OUTLOOK AND OTHER HIGHLIGHTS

  • Following AltaGas’ strong first quarter of 2025, the Company is reiterating its 2025 full year guidance, including normalized EBITDA of $1,775 million to $1,875 million and normalized EPS of $2.10 to $2.30. AltaGas is also reiterating its expectation of five to seven percent compounded annual growth rate (“CAGR”) guidance on dividends to 2029.
  • On April 1, 2025, Washington Gas issued the remaining US$100 million in private placement notes with a 4.84 percent coupon, due on April 1, 2035, as part of the note purchase agreement executed on October 1, 2024.

CEO MESSAGE

“We are pleased with our strong start to 2025” said Vern Yu, President and Chief Executive Officer of AltaGas. “Our first quarter results reflect progress on our strategic priorities where we have de-risked our business, optimized our assets, and continued to pursue growth opportunities that will deliver long-term value for our stakeholders.

“Our diversified business and strong contract profile allowed AltaGas to drive steady returns, despite the significant market volatility in the first quarter. Over the past five years, we have cut our commodity price exposure in half where today approximately 85 percent of AltaGas’ normalized EBITDA is now comprised of cost-of-service, take-or-pay and fee-for-service contracts.

“Our Utilities delivered a strong first quarter. The combination of strong retail performance, colder temperatures relative to 2024, further cost management, significant investments in pipeline modernization programs, and asset optimization activities all contributed to this performance. We continue to focus on delivering the best outcomes for all stakeholders by delivering the lowest possible cost to our customers.

“Our Midstream business produced another quarter of strong operational execution with record first quarter global export volumes to Asia, ensuring more Canadian production realizes premium global prices. Our gas processing volumes were up 11 percent year-over-year, led by our Montney and Northeastern B.C. footprint. While the recent commodity price volatility has created some uncertainty for select upstream development, we believe our assets will continue to realize strong forward growth through this market volatility.

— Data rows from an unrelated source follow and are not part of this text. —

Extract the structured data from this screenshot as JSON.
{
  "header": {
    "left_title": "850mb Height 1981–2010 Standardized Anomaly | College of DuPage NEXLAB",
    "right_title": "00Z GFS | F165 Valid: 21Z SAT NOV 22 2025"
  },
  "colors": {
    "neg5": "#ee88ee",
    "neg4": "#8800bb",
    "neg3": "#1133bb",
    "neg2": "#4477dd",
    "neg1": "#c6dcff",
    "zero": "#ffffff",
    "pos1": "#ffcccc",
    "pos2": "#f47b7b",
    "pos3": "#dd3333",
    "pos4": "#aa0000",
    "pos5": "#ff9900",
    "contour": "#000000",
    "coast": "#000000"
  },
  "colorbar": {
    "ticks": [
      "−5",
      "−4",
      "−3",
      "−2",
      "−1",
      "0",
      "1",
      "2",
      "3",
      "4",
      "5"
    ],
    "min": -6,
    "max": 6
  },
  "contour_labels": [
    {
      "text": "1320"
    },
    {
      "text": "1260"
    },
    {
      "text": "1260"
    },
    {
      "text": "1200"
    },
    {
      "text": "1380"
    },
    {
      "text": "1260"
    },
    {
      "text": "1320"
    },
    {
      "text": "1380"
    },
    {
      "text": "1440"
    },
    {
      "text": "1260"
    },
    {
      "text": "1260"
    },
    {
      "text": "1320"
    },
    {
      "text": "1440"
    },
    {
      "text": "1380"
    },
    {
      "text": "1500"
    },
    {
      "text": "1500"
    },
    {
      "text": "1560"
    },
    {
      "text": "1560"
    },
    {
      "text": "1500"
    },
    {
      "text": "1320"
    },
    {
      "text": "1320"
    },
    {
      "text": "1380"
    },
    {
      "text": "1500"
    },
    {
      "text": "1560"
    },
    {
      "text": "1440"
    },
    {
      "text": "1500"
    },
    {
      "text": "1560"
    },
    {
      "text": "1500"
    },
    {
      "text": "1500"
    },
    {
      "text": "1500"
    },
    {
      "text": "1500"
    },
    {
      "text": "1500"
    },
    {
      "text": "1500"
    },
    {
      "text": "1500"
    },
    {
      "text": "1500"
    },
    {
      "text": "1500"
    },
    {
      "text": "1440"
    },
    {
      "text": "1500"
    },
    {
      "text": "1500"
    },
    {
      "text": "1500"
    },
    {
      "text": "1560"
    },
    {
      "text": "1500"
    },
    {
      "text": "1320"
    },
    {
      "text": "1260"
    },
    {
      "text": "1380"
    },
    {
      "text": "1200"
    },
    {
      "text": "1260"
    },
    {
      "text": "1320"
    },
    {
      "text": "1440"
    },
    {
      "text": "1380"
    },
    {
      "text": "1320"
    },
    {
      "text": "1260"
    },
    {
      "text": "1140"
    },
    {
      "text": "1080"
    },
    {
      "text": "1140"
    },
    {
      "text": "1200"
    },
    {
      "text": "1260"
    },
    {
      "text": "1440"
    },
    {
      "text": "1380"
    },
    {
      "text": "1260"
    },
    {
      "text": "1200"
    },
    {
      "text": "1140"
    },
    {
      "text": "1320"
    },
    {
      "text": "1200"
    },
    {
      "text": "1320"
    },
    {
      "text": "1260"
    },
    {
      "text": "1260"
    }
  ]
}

“Strong commercial success for the first phase of REEF has allowed us to accelerate the regulatory and engineering work for its next phases. Demand for capacity at REEF highlights the importance of building energy infrastructure that connects Canadian energy to premium global markets.

“Our long-term strategy of having a diversified business mix provides steady and ratable earnings growth for our shareholders. Our unique ability to connect Western Canada’s growing energy supply to premium demand markets in Asia will increase in value over time. We are excited for the future as we continue to leverage our strategic asset base and compound long-term value across our enterprise.”